W niesamowitych okolicznościach Roma przegrała dzisiejsze starcie z Lille w fazie zasadniczej Ligi Europy. W samej końcówce spotkania rzymianie trzykrotnie wykonywali ten sam rzut karny i ani razu nie udało im się pokonać bramkarza francuskiej ekipy. 

Ten mecz nie mógł się gorzej ułożyć przede wszystkim dla Artema Dowbyka.

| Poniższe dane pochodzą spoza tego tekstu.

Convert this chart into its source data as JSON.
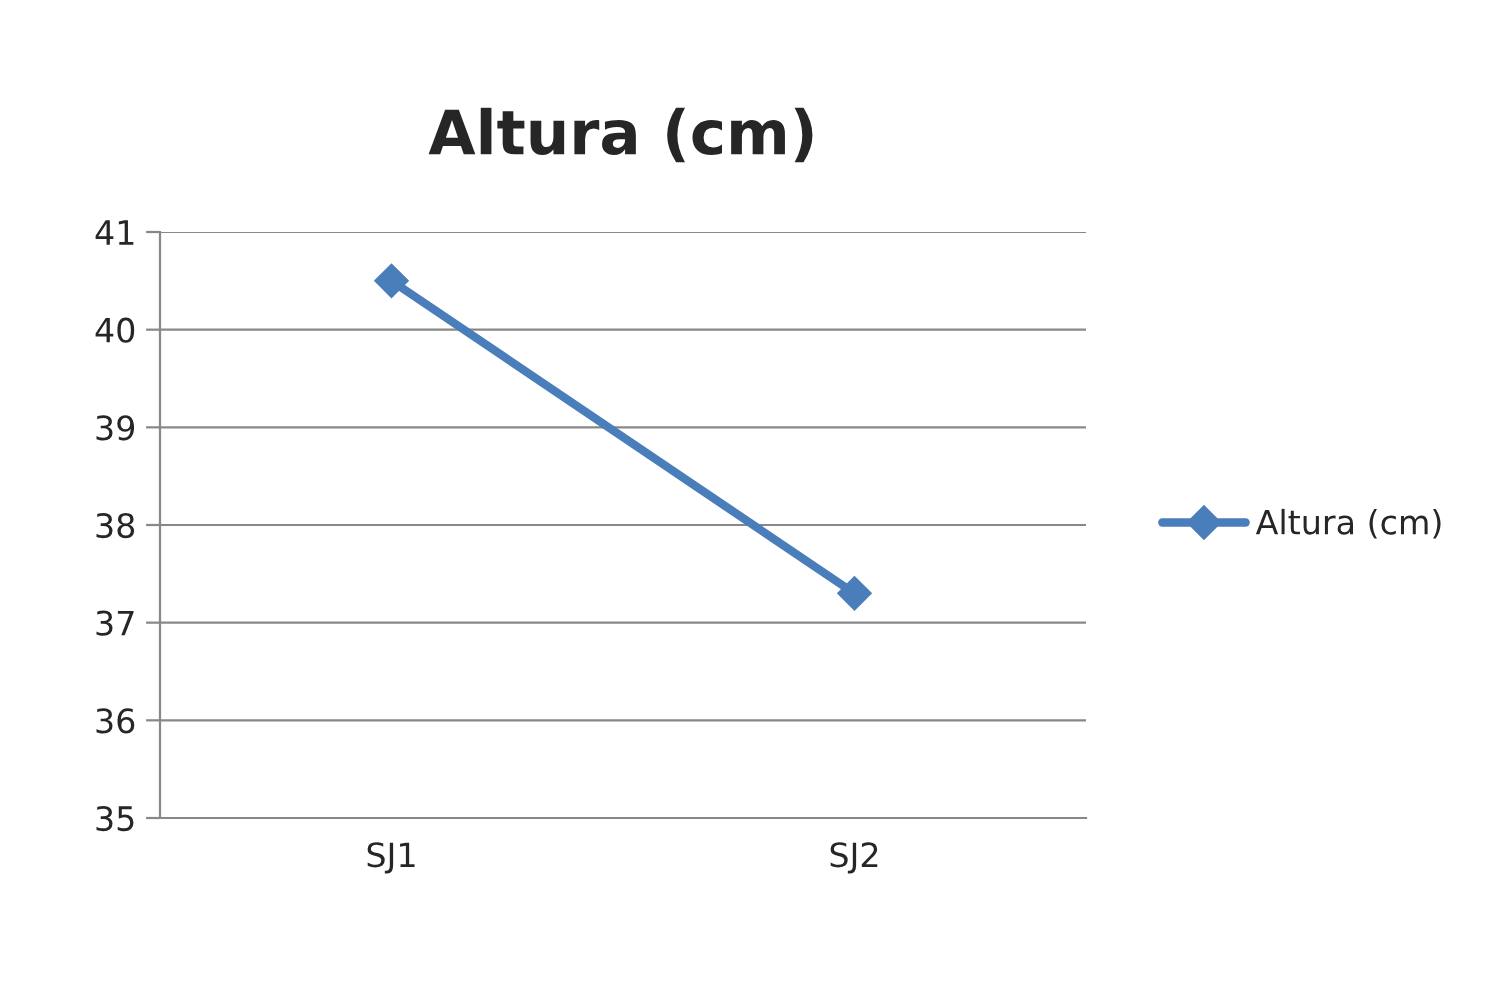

AS Roma wygłupiła się przy rzucie karnym. Trzy nieudane podejścia!

Podsumujmy:

  • 78. minuta – Dowbyk pojawia się na boisku w miejsce Evana Fergusona
  • 82. minuta – Dowbyk marnuje pierwszy rzut karny, ale sędzia zarządza powtórkę jedenastki
  • 83. minuta – Dowbyk marnuje powtórzony rzut karny, ale arbiter znowu dopatruje się błędu bramkarza – powtórka
  • 84. minuta – Matias Soule przejmuje piłkę z rąk Dowbyka i… marnuje rzut karny!
  • 97. minuta – sędzia kończy mecz, Roma przegrywa 0:1

No niebywałe.

Godny podkreślenia jest fakt, że Berke Ozer – 25-letni Turek, golkiper Lille – obronił wszystkie trzy uderzenia graczy z Wiecznego Miasta.

Dodajmy z kronikarskiego obowiązku, że Jan Ziółkowski cały mecz spędził na ławce rezerwowych.